When Illinois residents draft an estate plan, they often focus on the documents they include and the contents of them. While these are very important, it is also crucial to consider what the estate administration process will look like. In other words, if their estate plan were to enter the probate process, what would occur and what duties will their executor have?
In most cases, the state where the decedent resides will also be the state that governs the decedent’s estate administration. However, if the decedent owned property in other states, it is possible that an ancillary probate proceeding will need to occur in that state.
The complexity of the estate determines how it will be administered. If a will is in place, then the first step will be to probate the will. If a judge determines that the will is valid, then the named executor can begin the estate administration process.
The tasks of the executor
Once an executor is named, they must file various documents with the court, including the will, the death certificate and an estimated value of the estate. Next, the executor should notify the heirs and beneficiaries that they filed to open up an estate and that they filed the decedent’s will and are seeking the position of the executor.
Next, the executor must manage the estate, this means taking inventory of the estate.
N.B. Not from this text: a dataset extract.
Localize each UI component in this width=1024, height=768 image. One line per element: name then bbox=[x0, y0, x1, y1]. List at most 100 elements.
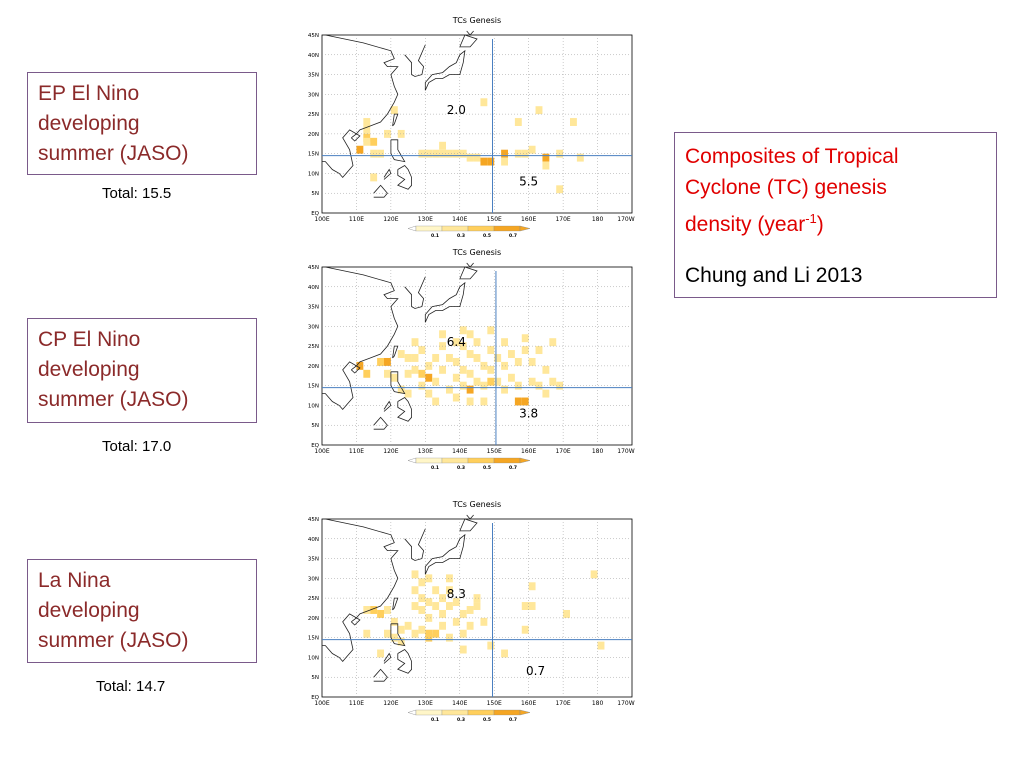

This includes real estate, personal property, bank accounts, investments, retirement funds, loans, outstanding debts and the contents of safe deposit boxes. The executor must also note all debts of the decedent, including credit card debt, mortgages, car loans, personal loans and taxes owed for the last year of life.
Much like the executor is tasked with passing the property and assets of the decedent to their named heirs and beneficiaries, the executor is also in charge of paying the debts of the decedent with the estate.
The above information is just a brief description of estate administration and the tasks of the executor of the estate. The process is more complex and include many working parts. As such, it is important that one fully understands the estate administration process just as much as the estate planning process.